Aku berpikir, sebenarnya aku dilema. Satu sisi aku nggak mau putus sama Nina, nggak, aku nggak mau nyerah buat bangun hubungan kita jadi kayak dulu lagi. Tapi satu sisi, aku jenuh, lagipula aku sekarang sadar aku benar-benar udah jatuh cinta sama Dewi.
Seorang cewek tiba-tiba datengin kita berdua. Aku lihat cewek itu. Oh God, cewek itu, Nina. Aku benar-benar kaget dengan kedatangan Nina yang tiba-tiba. Raut mukanya marah banget, matanya berkaca-kaca. Dewi duduk tegak ngelepasin rangkulanku, dia juga kaget dengan kedatangan Nina yang tiba-tiba.
Nina ngeliatin kita berdua, matanya semakin berkaca-kaca, bibirnya bergetar. Karena sangat marah, seolah-olah dia sulit buat ngeluarin kata-kata. Nina menatap mataku dalam-dalam, seolah-olah ingin memarahiku tapi nggak sanggup, ia terlalu emosi saat itu. Nina memang bawel, tapi kalau marah, Nina sering hanya diam. Aku diam, nggak ada yang bisa aku katakan, karena Nina emang udah nangkap basah kita berdua.
Air mata Nina udah nggak bisa ditahan lagi, “Sulit buat maafin kamu!”kata dia yang udah nangis.
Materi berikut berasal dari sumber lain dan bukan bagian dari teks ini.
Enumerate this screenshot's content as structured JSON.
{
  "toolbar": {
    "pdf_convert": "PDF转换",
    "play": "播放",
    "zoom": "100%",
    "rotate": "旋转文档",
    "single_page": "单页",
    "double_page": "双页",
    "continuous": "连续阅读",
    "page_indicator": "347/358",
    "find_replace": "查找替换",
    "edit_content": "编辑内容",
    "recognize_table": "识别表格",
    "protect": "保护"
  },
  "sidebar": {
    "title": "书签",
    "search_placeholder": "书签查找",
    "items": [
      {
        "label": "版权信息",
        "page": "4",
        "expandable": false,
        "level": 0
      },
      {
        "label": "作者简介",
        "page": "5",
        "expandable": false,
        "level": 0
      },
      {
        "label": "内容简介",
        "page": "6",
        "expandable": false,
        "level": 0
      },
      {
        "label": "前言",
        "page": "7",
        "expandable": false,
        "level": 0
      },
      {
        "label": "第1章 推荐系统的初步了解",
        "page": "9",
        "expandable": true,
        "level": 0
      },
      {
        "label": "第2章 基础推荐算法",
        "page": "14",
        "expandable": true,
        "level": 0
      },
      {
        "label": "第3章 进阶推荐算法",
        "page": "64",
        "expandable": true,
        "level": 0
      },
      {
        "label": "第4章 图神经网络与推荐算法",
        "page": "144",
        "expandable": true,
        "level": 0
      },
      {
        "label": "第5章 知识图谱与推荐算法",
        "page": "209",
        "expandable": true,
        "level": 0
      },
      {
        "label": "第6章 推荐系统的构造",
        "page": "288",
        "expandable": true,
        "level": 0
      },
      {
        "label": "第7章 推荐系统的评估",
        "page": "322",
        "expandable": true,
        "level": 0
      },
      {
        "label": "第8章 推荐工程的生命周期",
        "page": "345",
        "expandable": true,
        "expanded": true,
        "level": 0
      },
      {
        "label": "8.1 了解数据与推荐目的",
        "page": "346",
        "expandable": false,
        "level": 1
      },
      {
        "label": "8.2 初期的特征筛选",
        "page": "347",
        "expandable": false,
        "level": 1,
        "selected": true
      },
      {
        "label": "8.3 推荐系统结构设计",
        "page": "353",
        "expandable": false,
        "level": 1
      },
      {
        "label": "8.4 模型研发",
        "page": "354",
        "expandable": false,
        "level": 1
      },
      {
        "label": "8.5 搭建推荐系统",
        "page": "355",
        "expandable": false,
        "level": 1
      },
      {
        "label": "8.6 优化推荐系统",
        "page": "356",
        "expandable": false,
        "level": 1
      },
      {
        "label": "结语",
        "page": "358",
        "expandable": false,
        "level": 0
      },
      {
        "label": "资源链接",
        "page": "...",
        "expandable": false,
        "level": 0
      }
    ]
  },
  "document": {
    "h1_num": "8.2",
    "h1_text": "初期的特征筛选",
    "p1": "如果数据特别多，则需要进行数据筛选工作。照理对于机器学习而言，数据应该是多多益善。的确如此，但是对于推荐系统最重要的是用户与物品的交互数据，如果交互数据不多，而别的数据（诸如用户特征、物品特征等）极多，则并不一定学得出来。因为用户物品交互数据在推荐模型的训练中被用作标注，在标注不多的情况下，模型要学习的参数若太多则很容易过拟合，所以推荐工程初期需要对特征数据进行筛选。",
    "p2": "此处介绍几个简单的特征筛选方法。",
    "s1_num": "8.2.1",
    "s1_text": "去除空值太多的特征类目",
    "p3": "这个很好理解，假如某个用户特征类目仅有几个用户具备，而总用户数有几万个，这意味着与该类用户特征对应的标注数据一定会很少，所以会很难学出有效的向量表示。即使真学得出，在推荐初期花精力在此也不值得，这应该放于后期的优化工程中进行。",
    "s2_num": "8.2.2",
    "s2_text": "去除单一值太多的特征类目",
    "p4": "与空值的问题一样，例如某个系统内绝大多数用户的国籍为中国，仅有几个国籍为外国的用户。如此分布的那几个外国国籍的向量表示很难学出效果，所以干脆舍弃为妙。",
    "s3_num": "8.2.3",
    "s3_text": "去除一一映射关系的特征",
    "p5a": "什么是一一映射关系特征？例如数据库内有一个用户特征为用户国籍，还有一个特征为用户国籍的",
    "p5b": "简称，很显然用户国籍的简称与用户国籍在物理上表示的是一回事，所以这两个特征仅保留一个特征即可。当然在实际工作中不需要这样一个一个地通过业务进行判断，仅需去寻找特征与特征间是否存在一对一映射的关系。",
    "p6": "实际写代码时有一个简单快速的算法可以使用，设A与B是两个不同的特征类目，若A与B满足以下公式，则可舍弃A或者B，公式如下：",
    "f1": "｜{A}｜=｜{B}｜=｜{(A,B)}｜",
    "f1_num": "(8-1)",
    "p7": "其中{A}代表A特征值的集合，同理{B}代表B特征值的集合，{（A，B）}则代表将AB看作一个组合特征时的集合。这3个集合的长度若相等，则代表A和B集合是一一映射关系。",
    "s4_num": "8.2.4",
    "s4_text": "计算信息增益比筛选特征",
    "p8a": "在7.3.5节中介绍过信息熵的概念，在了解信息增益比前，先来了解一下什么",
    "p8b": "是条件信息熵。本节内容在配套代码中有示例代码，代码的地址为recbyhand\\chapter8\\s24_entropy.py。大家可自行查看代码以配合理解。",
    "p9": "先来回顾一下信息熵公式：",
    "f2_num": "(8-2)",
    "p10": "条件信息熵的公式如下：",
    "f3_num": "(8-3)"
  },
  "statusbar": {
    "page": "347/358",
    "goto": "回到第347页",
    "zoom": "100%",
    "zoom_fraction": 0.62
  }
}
Nina lari keluar, aku berusaha mengejar.
“Nina, aku bisa jelasin ini…”kataku setengah teriak. Mencoba berhentiin Nina
“Nggak ada yang perlu dijelasin lagi!”Nina membentak tanpa melihat ke arahku, “Dan nggak usah ngikutin aku! Pergi kamu!”
Aku berusaha ngejar, aku lari dan berhenti didepannya, tapi Nina menabrak aku begitu aja tanpa peduli. Aku berusaha ngeraih tangannya tapi dia selalu berhasil mengelak. Akhirnya dia pergi, aku hanya bisa ngeliat dia menjauh.
Dewi yang tadi masih duduk didalam, sekarang udah ada dibelakangku. Dia pamit pulang tanpa melihat aku. Tawaranku mengantarnya juga pulang ditolak. Sekali lagi, aku hanya bisa ngeliat Dewi menjauh.
Aaaah!!! Sial!!!
Kenapa saat aku mulai kembali membangun hubungan dengan Nina harus terjadi seperti ini?! Kenapa saat aku mulai belajar mencintai Nina lagi harus terjadi seperti ini?! Kenapa saat aku memilih, harus terjadi seperti ini?! Kenapa harus seperti ini skenarioMu Tuhan?!